В словах командира полка прозвучала усмешка. Будто Барташов неожиданно сдернул с Пименова обмундирование и оглядел его таким, каким мать родила, каким война сделала, каков он сейчас есть.

От этих мыслей мучительно покраснел Павел Пименов. Отвел в сторону глаза и подумал, что скрыться от смерти на войне невозможно: ни хитрость, ни извертка — ничто не поможет.

— Подойдет подкрепление, капитан, — обернувшись на ходу, сказал подполковник. Слова прозвучали мягко, словно понял командир полка смятение Пименова и решил помочь ему справиться с невольной слабостью, которая сейчас была неуместна. Хоть у капитана, хоть у солдата.

— Всякое может случиться, Пименов. Люди не железные, но надо держать себя в руках. Понимаешь, капитан?..

Пименов понимал и был благодарен Барташову, который так неожиданно простил его стыдную слабость.

* * *

Немцам удалось засечь позицию тяжелой гаубицы, и они методически расстреливали ее. Нужды в этом не было: у артиллеристов не осталось ни одного снаряда. Немцы догадались, что гаубица не может им отвечать. Два танка высунулись из-за леса и, не обращая внимания на пальбу сорокапяток, расстреляли орудие и уложили в березняке артиллерийский расчет.

Когда обстрел кончился, по косогору спустился седой лейтенант-артиллерист и лег с карабином в руках рядом с Олегом Нищетой, у которого из десяти разведчиков осталось только трое.

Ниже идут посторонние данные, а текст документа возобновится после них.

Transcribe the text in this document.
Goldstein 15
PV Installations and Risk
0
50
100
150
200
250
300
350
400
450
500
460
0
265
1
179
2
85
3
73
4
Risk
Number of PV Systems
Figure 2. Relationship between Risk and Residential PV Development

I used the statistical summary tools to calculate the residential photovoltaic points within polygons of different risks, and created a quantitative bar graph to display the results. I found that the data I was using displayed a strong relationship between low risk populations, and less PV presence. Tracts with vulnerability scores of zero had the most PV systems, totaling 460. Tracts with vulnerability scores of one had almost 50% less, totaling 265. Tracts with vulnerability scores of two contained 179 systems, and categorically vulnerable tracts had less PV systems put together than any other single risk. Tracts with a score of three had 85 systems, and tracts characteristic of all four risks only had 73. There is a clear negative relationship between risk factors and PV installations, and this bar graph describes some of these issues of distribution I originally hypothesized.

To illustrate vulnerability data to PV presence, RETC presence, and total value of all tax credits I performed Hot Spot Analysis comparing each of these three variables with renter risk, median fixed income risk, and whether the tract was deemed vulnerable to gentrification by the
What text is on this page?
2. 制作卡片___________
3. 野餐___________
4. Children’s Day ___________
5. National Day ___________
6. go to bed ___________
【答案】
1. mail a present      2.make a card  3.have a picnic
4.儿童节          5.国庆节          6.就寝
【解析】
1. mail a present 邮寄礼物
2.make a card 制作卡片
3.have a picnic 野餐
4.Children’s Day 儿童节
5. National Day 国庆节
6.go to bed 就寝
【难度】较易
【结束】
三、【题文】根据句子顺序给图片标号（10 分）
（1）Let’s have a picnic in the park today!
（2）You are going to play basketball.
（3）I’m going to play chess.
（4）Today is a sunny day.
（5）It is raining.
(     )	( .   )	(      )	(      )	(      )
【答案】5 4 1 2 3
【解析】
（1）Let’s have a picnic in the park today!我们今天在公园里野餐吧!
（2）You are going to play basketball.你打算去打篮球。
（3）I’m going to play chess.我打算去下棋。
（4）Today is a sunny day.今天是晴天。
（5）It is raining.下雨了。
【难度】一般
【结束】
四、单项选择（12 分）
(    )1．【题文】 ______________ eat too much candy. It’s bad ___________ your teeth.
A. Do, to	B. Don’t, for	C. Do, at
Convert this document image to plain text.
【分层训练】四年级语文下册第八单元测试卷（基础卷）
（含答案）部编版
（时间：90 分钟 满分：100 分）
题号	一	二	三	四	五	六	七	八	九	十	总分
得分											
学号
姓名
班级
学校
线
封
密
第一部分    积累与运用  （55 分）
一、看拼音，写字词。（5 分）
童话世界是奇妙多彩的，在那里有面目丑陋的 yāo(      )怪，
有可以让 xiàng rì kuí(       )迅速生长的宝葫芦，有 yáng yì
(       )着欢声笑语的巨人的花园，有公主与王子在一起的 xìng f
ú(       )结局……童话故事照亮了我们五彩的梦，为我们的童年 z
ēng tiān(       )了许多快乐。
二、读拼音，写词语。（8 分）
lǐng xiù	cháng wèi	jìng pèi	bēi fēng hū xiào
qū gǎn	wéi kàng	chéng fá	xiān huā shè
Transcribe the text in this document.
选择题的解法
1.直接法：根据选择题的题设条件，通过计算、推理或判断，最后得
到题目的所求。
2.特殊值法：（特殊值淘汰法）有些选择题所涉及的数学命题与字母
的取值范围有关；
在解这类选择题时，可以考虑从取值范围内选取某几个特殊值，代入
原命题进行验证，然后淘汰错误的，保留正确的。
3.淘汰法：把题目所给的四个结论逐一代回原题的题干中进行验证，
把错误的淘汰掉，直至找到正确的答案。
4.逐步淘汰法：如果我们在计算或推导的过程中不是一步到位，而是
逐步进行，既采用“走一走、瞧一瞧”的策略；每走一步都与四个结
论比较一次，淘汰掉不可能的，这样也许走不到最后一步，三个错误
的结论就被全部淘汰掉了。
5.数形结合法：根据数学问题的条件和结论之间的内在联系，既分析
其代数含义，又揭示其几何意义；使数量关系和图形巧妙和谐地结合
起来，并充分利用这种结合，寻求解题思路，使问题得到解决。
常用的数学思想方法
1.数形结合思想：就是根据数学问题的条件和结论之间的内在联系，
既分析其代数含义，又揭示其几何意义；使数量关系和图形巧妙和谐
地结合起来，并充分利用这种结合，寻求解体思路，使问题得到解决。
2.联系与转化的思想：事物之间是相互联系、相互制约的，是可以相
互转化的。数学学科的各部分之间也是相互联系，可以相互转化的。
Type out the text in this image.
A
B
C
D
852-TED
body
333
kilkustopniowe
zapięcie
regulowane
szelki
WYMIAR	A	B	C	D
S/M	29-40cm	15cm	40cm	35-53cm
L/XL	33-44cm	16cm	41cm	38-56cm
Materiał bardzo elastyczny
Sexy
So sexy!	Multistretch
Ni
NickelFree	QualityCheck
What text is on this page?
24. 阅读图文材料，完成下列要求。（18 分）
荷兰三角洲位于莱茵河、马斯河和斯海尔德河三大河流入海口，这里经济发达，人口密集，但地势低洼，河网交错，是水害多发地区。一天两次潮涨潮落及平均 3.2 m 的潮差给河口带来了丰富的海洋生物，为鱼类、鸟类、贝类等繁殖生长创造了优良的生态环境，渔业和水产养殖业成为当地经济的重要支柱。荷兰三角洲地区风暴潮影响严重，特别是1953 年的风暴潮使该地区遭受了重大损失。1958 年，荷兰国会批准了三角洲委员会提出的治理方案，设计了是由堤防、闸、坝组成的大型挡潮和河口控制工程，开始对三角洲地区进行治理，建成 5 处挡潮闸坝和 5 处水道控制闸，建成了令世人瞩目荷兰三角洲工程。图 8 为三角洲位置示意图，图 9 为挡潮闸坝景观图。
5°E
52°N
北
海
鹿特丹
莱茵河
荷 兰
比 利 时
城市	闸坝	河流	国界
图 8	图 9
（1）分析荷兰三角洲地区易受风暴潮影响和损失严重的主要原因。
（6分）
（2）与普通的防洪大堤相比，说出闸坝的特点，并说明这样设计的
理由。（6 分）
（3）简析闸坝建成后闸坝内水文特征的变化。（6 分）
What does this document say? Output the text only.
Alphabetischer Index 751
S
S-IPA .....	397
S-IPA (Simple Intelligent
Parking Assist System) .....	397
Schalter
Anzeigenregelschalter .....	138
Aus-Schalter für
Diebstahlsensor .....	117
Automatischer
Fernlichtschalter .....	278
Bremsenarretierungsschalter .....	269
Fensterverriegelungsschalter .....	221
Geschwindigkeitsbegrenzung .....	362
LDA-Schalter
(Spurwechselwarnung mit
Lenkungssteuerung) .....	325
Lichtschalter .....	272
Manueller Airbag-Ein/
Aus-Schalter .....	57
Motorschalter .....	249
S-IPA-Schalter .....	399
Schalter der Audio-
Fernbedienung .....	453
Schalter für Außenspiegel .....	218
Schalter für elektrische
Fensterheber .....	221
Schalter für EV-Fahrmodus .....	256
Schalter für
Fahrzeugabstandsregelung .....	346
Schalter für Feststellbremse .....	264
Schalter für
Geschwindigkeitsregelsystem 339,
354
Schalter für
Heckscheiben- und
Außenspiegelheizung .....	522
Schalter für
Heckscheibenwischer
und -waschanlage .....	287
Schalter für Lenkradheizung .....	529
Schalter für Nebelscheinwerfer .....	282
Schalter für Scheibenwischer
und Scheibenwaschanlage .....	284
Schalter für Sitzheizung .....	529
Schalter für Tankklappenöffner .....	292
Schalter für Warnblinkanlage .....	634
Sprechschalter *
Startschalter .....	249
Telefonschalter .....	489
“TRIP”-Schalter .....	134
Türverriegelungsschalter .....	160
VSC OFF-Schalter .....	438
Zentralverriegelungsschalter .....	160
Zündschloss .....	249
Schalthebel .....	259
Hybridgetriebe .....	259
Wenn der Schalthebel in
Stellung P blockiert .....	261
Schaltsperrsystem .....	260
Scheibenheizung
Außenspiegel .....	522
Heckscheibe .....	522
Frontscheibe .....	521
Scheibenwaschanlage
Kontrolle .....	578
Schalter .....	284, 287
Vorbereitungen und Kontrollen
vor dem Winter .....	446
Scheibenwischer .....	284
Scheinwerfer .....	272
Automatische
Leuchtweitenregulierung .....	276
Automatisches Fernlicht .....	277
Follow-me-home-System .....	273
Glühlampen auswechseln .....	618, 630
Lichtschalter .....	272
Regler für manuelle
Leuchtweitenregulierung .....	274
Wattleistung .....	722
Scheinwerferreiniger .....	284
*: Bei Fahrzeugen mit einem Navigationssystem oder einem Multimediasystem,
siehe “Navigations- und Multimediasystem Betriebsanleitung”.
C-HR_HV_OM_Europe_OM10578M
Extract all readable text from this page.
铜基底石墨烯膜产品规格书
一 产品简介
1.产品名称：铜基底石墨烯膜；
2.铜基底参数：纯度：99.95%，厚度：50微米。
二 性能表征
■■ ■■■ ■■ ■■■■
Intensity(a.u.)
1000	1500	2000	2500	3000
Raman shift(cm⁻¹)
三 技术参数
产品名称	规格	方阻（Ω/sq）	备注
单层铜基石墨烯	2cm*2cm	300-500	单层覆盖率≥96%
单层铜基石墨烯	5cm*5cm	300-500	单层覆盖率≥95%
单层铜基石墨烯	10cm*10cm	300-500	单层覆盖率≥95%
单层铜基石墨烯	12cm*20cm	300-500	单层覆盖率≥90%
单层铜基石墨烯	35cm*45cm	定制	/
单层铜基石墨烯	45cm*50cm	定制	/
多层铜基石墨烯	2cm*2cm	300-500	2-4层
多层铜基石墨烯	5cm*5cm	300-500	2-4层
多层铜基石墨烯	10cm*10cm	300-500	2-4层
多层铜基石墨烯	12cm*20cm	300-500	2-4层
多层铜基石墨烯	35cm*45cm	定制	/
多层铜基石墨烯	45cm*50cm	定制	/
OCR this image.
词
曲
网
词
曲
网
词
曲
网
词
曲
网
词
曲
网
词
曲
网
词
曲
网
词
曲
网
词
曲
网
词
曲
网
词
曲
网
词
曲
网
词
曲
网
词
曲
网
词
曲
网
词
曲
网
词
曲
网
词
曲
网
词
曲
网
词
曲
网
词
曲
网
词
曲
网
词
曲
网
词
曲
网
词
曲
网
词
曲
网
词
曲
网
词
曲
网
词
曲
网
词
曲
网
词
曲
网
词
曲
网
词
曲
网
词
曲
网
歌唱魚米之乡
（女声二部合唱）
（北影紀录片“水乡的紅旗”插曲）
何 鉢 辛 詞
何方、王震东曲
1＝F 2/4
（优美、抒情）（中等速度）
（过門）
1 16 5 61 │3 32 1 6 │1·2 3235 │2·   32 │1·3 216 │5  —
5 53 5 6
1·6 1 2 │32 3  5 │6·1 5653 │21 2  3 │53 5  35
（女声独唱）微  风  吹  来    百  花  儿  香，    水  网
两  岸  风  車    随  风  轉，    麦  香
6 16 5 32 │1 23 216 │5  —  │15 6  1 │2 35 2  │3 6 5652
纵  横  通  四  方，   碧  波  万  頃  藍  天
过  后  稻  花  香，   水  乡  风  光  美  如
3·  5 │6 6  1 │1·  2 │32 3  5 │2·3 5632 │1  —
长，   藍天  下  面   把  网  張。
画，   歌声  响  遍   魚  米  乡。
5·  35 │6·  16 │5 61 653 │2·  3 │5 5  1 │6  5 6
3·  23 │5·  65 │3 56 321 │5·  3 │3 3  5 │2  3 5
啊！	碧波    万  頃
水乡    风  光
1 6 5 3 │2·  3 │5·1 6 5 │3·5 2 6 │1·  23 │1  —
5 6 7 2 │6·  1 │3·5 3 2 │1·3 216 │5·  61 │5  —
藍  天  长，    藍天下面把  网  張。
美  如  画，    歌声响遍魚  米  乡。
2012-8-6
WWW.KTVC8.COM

— Вот и пополнение, Пименов, — невольно сказал начальнику разведки комбат Сиверцев. — Не густо ты подмогой разжился.

Барташов со страхом ждал новой атаки, нового отчаянного броска автоматчиков, которых уже нечем было остановить, но на шоссе вылетела открытая машина с белым флагом.

«Сдаются!»

Он приказал Пименову выйти навстречу машине с белым флагом. Осторожно, словно раскаленную железку, капитан отложил автомат, сдернул с головы пилотку, встал и шагнул по шоссе. Безоружный, по безлюдному, заваленному трупами шоссе. Он перешагивал через немцев, петляя, когда трупы лежали вповалку один на другом, обходил лужи подсыхающей крови. Никогда Пименов не видел на маленьком участке земли такого множества убитых. Полчаса назад это были живые люди, и каждый из них хотел жить. Теперь они были безразличны ко всему, их больше не волновали ни страх, ни боль, ни ожидание смерти.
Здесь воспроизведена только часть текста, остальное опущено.